Scott Bond, president of the Washington State Hospital Association:
“We are also pleased the law will go forward because hospitals have a huge financial stake in the health insurance expansions. The law contains enormous reductions in hospital payments – hospitals’ contribution to pay for the health insurance expansions. Over the next ten years, federal reductions in hospital payments are projected to be $155 billion nationwide, and $2.7 billion in Washington State alone. If the law works as intended, many more people who are currently uninsured will become insured. They will be able to get primary and specialty care, will not rely on the ER for their care, and when they are hospitalized the hospital will receive some payment. Hospitals that treat a high number of the poor and uninsured will not be as burdened; the special government payments that support them will be less critical.”
U.S. Rep.
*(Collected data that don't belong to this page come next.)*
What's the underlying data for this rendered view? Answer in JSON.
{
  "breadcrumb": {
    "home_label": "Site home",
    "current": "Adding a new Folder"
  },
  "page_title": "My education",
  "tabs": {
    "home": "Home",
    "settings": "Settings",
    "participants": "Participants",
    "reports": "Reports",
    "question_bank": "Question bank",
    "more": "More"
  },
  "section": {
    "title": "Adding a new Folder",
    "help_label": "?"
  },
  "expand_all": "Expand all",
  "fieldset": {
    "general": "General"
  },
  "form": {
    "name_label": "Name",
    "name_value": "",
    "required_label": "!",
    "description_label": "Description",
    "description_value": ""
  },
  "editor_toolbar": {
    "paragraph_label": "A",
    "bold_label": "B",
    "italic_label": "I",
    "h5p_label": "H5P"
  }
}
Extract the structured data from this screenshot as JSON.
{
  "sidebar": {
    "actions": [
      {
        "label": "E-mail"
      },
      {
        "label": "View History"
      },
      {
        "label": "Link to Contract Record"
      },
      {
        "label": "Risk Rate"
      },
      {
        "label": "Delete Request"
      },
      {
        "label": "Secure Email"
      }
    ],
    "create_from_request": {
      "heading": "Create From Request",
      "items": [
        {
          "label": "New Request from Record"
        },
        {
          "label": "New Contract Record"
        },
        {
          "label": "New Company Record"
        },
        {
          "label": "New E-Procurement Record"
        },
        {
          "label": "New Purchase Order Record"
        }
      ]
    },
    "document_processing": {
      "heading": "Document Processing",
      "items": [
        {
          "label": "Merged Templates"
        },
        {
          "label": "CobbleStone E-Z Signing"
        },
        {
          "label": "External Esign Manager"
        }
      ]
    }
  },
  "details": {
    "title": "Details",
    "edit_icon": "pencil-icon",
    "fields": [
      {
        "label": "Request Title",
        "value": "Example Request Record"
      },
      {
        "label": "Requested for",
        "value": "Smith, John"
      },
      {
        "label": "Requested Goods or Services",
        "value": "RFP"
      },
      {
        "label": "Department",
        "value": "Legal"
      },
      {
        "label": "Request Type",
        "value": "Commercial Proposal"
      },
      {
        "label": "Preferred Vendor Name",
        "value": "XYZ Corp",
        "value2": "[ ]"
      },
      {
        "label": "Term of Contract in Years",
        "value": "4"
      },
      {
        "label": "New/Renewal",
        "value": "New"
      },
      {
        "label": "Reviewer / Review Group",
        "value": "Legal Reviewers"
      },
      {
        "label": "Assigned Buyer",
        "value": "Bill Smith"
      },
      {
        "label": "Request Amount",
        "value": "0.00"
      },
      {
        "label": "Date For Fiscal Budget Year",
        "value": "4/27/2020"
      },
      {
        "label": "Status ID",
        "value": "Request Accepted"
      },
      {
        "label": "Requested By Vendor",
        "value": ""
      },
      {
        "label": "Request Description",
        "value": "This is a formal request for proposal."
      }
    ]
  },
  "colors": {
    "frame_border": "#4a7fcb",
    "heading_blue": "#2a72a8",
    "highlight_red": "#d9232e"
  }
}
Rick Larsen, D-Wash.,who voted for the law:
“With regards to health care, there’s no going back to 2009 or 1789. Improvements to our health care are taking root right now, and that progress will continue for Northwest Washington and the rest of America. The Supreme Court’s decision today to uphold the Affordable Care Act is a welcome result for middle class families across Northwest Washington and will bolster the necessary changes taking place in health care.”
Republican National Committee Chairman Reince Priebus:
“Today’s Supreme Court decision sets the stakes for the November election. Now, the only way to save the country from ObamaCare’s budget-busting government takeover of health care is to elect a new president.”
Insurance Commissioner Mike Kreidler, a Democrat, who was relieved his office did not have to unravel what’s been done since the law took effect.
“I’m very pleased the Supreme Court chose to uphold the Affordable Care Act. We’ve been busy for two years now implementing the reforms and have made great progress, but there’s a lot left to do before 2014. With the court decision out of the way, we can continue our focus on where it should be – bringing relief to families struggling to find quality, affordable health insurance.”